Bazı sektörlerdeki maaş düzeylerini piyasa belirlemektedir. Medya, sanat ve spor sektörü de bu sektörlerin başında geliyor. Bu sektörlerde para kazanan insanlar normal şartlarda uzun yıllarda kazanılmayacak düzeyde parayı tek bir gecede veya saatler içerisinde kazanabiliyor. Bizim yaptığımız ise teknolojik cihazlar ile onları seyretmek. Televizyondan onları izliyoruz, İnternet üzerinden fan kulüplerine üye oluyoruz. Eğlence mekanlarına gittiğimizde fotoğraf makinemiz ile hatıra fotoğrafı çektirmeye çalışıyoruz. İşte teknolojiyi bu denli yanlış kullanabiliyoruz. Bilim ve tekniğin kullanılması gereken en önemli alan Tıp’tır. Medikal cihazlar ve ürünler, iyileştirme tedavilerinde yüksek teknolojinin kullanımı insanlığın önünü açacak gelişmelerdir..

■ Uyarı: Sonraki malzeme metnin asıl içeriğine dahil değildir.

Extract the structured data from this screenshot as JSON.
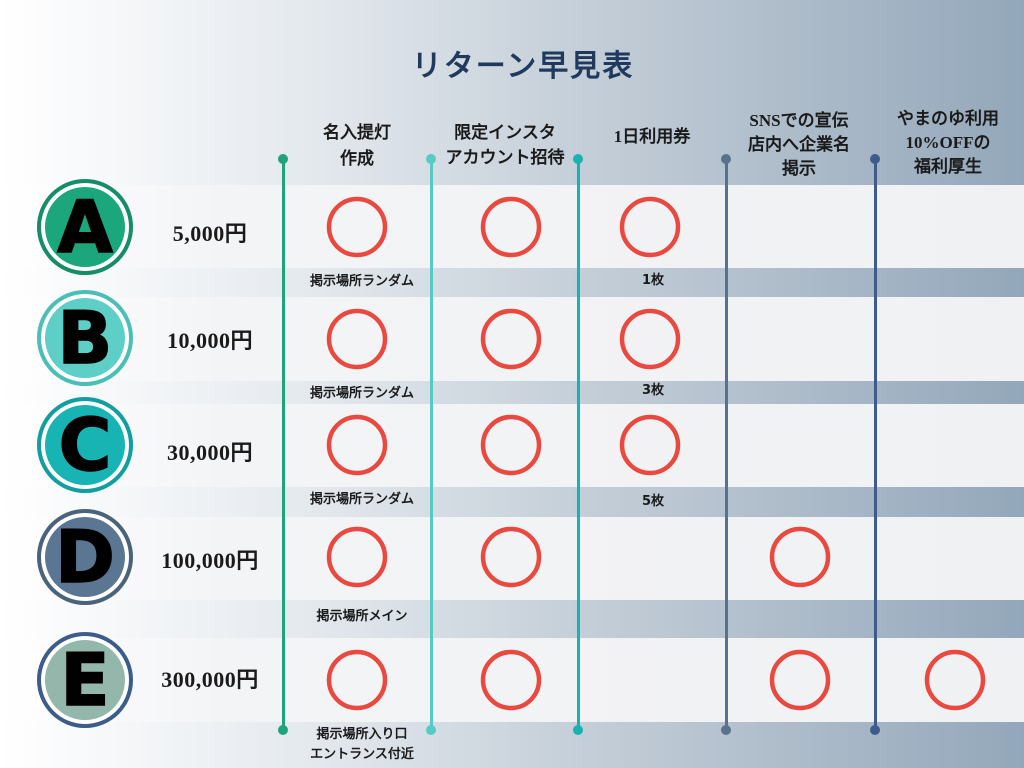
{
  "title": "リターン早見表",
  "columns": [
    {
      "lines": [
        "名入提灯",
        "作成"
      ]
    },
    {
      "lines": [
        "限定インスタ",
        "アカウント招待"
      ]
    },
    {
      "lines": [
        "1日利用券"
      ]
    },
    {
      "lines": [
        "SNSでの宣伝",
        "店内へ企業名",
        "掲示"
      ]
    },
    {
      "lines": [
        "やまのゆ利用",
        "10%OFFの",
        "福利厚生"
      ]
    }
  ],
  "divider_colors": [
    "#1fa37c",
    "#56cbc3",
    "#16b4b0",
    "#58728d",
    "#3e5c8b"
  ],
  "tiers": [
    {
      "letter": "A",
      "price": "5,000円",
      "badge_fill": "#1ba67c",
      "badge_ring": "#168c67",
      "included": [
        true,
        true,
        true,
        false,
        false
      ],
      "placement": [
        "掲示場所ランダム"
      ],
      "tickets": "1枚"
    },
    {
      "letter": "B",
      "price": "10,000円",
      "badge_fill": "#5dcfc6",
      "badge_ring": "#4bbfb5",
      "included": [
        true,
        true,
        true,
        false,
        false
      ],
      "placement": [
        "掲示場所ランダム"
      ],
      "tickets": "3枚"
    },
    {
      "letter": "C",
      "price": "30,000円",
      "badge_fill": "#18b3b3",
      "badge_ring": "#129ea0",
      "included": [
        true,
        true,
        true,
        false,
        false
      ],
      "placement": [
        "掲示場所ランダム"
      ],
      "tickets": "5枚"
    },
    {
      "letter": "D",
      "price": "100,000円",
      "badge_fill": "#5b7692",
      "badge_ring": "#4a637d",
      "included": [
        true,
        true,
        false,
        true,
        false
      ],
      "placement": [
        "掲示場所メイン"
      ]
    },
    {
      "letter": "E",
      "price": "300,000円",
      "badge_fill": "#93b7aa",
      "badge_ring": "#3d5c8a",
      "included": [
        true,
        true,
        false,
        true,
        true
      ],
      "placement": [
        "掲示場所入り口",
        "エントランス付近"
      ]
    }
  ],
  "mark": {
    "icon": "red-circle-icon",
    "color": "#e9493f"
  },
  "colors": {
    "title": "#1f3a5c",
    "row_band": "#f0f1f3",
    "text": "#1a1a1a"
  }
}
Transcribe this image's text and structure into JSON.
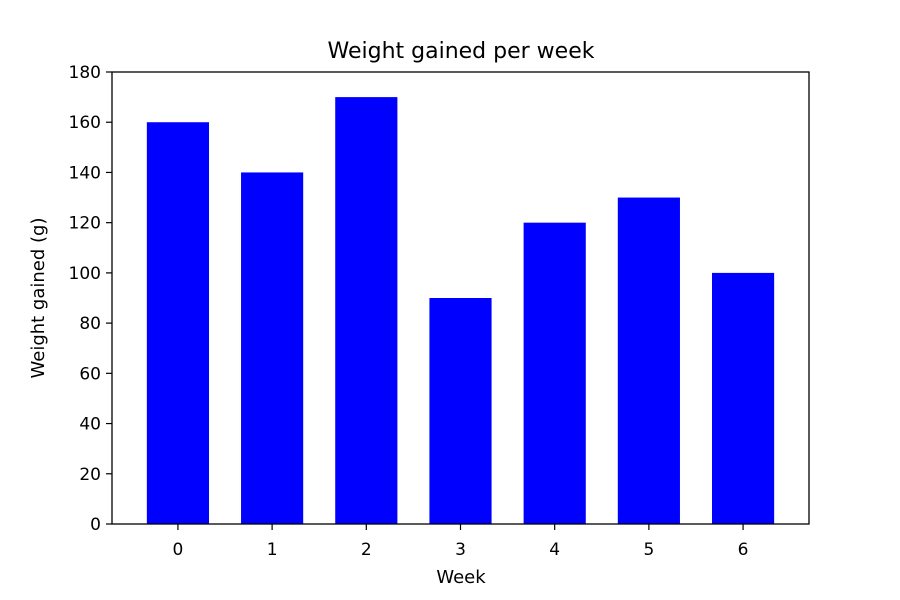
{
  "chart_data": {
    "type": "bar",
    "title": "Weight gained per week",
    "xlabel": "Week",
    "ylabel": "Weight gained (g)",
    "categories": [
      "0",
      "1",
      "2",
      "3",
      "4",
      "5",
      "6"
    ],
    "values": [
      160,
      140,
      170,
      90,
      120,
      130,
      100
    ],
    "ylim": [
      0,
      180
    ],
    "yticks": [
      0,
      20,
      40,
      60,
      80,
      100,
      120,
      140,
      160,
      180
    ],
    "xlim": [
      -0.7,
      6.7
    ],
    "bar_width": 0.66,
    "bar_color": "#0000ff",
    "grid": false,
    "legend": "none"
  }
}
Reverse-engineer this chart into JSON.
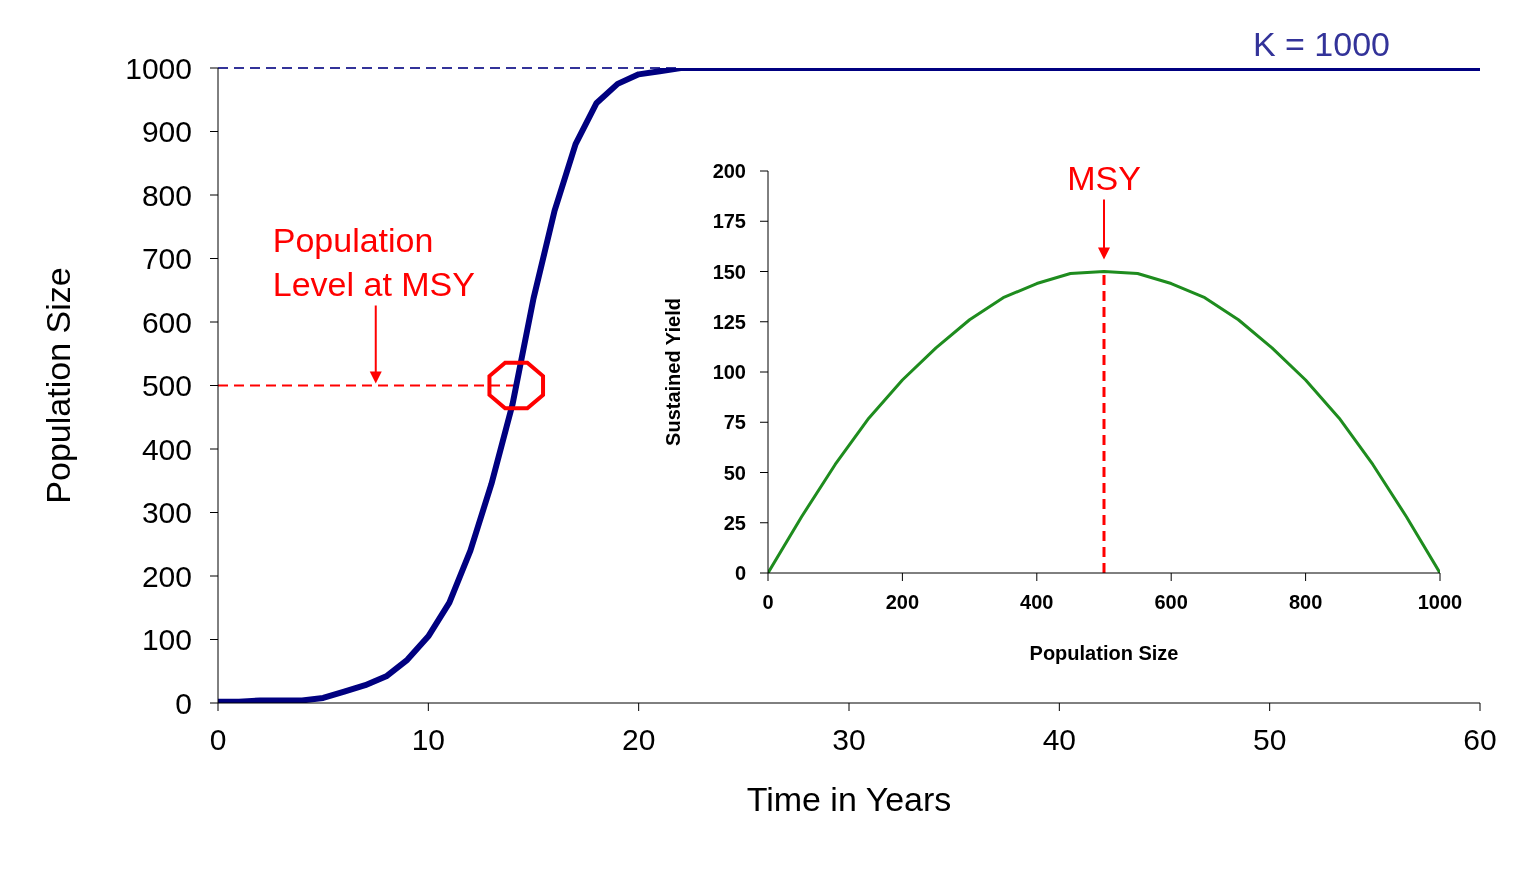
{
  "chart_data": [
    {
      "type": "line",
      "xlabel": "Time in Years",
      "ylabel": "Population Size",
      "x": [
        0,
        1,
        2,
        3,
        4,
        5,
        6,
        7,
        8,
        9,
        10,
        11,
        12,
        13,
        14,
        15,
        16,
        17,
        18,
        19,
        20,
        21,
        22,
        30,
        40,
        50,
        60
      ],
      "series": [
        {
          "color": "#000080",
          "values": [
            2,
            2,
            4,
            4,
            4,
            8,
            18,
            28,
            42,
            68,
            105,
            158,
            240,
            345,
            470,
            637,
            775,
            880,
            945,
            975,
            990,
            995,
            1000,
            1000,
            1000,
            1000,
            1000
          ]
        }
      ],
      "xlim": [
        0,
        60
      ],
      "xticks": [
        0,
        10,
        20,
        30,
        40,
        50,
        60
      ],
      "ylim": [
        0,
        1000
      ],
      "yticks": [
        0,
        100,
        200,
        300,
        400,
        500,
        600,
        700,
        800,
        900,
        1000
      ],
      "marker": "none",
      "line_style": "solid",
      "ref_lines": [
        {
          "axis": "y",
          "value": 1000,
          "label": "K = 1000",
          "color": "#333399",
          "line_style": "dashed"
        },
        {
          "axis": "y",
          "value": 500,
          "color": "#ff0000",
          "line_style": "dashed"
        }
      ],
      "annotations": [
        {
          "text": "Population Level at MSY",
          "x": 7.5,
          "y": 500
        }
      ]
    },
    {
      "type": "line",
      "xlabel": "Population Size",
      "ylabel": "Sustained Yield",
      "x": [
        0,
        50,
        100,
        150,
        200,
        250,
        300,
        350,
        400,
        450,
        500,
        550,
        600,
        650,
        700,
        750,
        800,
        850,
        900,
        950,
        1000
      ],
      "series": [
        {
          "color": "#1e8c1e",
          "values": [
            0,
            28,
            54,
            77,
            96,
            112,
            126,
            137,
            144,
            149,
            150,
            149,
            144,
            137,
            126,
            112,
            96,
            77,
            54,
            28,
            0
          ]
        }
      ],
      "xlim": [
        0,
        1000
      ],
      "xticks": [
        0,
        200,
        400,
        600,
        800,
        1000
      ],
      "ylim": [
        0,
        200
      ],
      "yticks": [
        0,
        25,
        50,
        75,
        100,
        125,
        150,
        175,
        200
      ],
      "marker": "none",
      "line_style": "solid",
      "ref_lines": [
        {
          "axis": "x",
          "value": 500,
          "color": "#ff0000",
          "line_style": "dashed"
        }
      ],
      "annotations": [
        {
          "text": "MSY",
          "x": 500,
          "y": 150
        }
      ]
    }
  ]
}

İnternet ve Televizyon bize ne veriyor? Hayatımıza katkısı nedir? Güzel zaman geçirmemizi sağlaması dışında bu iki öğeyi vazgeçilmez kılan nedir? Eğer bir konuyu iyi analiz etmek istiyorsanız, o konuyla ilgili araştırmalar ve deneyler yapmalısınız. Örneğin, bir hafta boyunca televizyon izlerken programları değerlendirme kriterlerinizi değiştirin. Düzenli olarak kanal değiştirin, dizilerin ve filmlerin içeriklerine bakın, hangi kanalda ne program yayınlanıyor kontrol edin. Son dönemde özellikle Amerikan dizi filmleri ve bunların etkilediği Türk dizi filmlerindeki artış dikkatinizi çekecektir. Hepsinde de istisnasız bireyselcilik ön planda, suç teşviki içeren görüntüler sıkıcı bir aile hayatından ziyade günlük yaşamanın cazibesi anlatılıyor. Her dizide cinsel içerikli sahneler var. Tüm ulusal müzik televizyonlarında evlilik mekanizmasını yıpratıcı, sağlıksız ilişkilere yöneltici programlar ve reklamlar var. Bunları izleyen gençler bir müddet sonra herkesin böyle yaşadığını düşünüyor ve aile hayatından uzaklaşıyorlar. Televizyon, manevi değerlerimizden ve kültürümüzden başlayarak bizi öldürüyor, yok ediyor. İnternet de yeni eşlikçisi, televizyondaki tek taraflı iletişimi, tam anlamıyla interaktif hale getiriyor. Bu daha tehlikeli bir durumla karşı karşıyayız demek. Çünkü eskiden televizyon ne gösteriyorsa onu izliyorduk, bir sınır vardı. Bu sınırı medya elinde tutuyordu. İnternet’in yaygınlaşması ile birlikte sınırlar kalktı. Sınırsızlık, bir süre sonra kuralsızlığa dönüşebilir. İşte bu durumun altında yatan en büyük tehlike budur.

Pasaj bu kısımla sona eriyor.